- #1

Kennedy

- 70

- 2

## Homework Statement

A mass m, at one end of a string of length L, rotates in a vertical circle just fast enough to prevent the string from going slack at the top of the circle. Assuming mechanical energy is conserved, the tension in the string at the bottom of the circle is: a) 6 mg b) mg + 3mg/L c) 5 mg d) 5gL e) 4 mgL

## Homework Equations

a = v^2/r

KEi + PEi = KEf + KEi

## The Attempt at a Solution

I understand that the centripetal acceleration at the top of the circle is 9.8 m/s^2, because then there is no tension in the string because the centripetal force all comes from the weight of the object.

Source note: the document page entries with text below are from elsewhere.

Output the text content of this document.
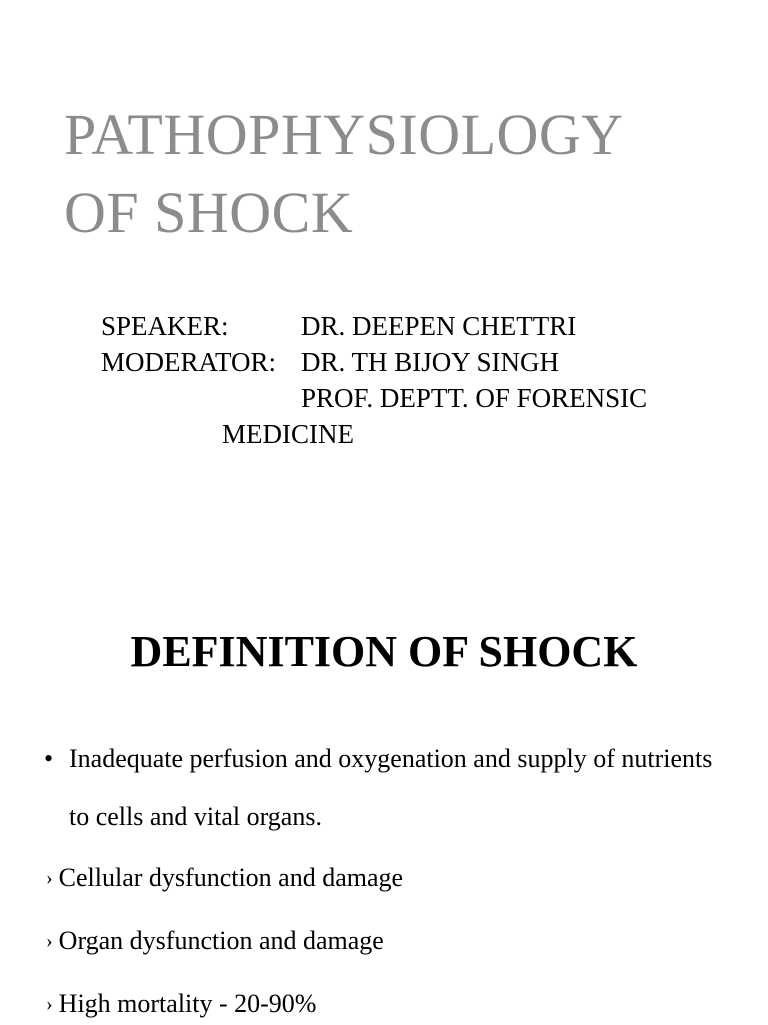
PATHOPHYSIOLOGY
OF SHOCK
SPEAKER:	DR. DEEPEN CHETTRI
MODERATOR: DR. TH BIJOY SINGH
PROF. DEPTT. OF FORENSIC
MEDICINE
DEFINITION OF SHOCK
• Inadequate perfusion and oxygenation and supply of nutrients to cells and vital organs.
› Cellular dysfunction and damage
› Organ dysfunction and damage
› High mortality - 20-90%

I understand that the PE at the top of the circle is 2L(g)(m), considering that the bottom of the circle is 0 PE. Now, since energy is conserved, the speed of the mass at the bottom of the circle is found by using the fact that the negative of the change in potential energy is equal to the kinetic energy. At the bottom of the circle, all of the potential energy is converted into kinetic energy. so, 2(L)(g)(m) = 1/2(m)(v^2). This yields v = (4Lg)^(1/2). So, to find the centripetal force at the bottom of the motion (otherwise known as the tension in the string) a = 4Lg/L = 4g, then Fc = m(4g) = 4mg, but clearly this isn't an option, but the answer that makes the most sense to me.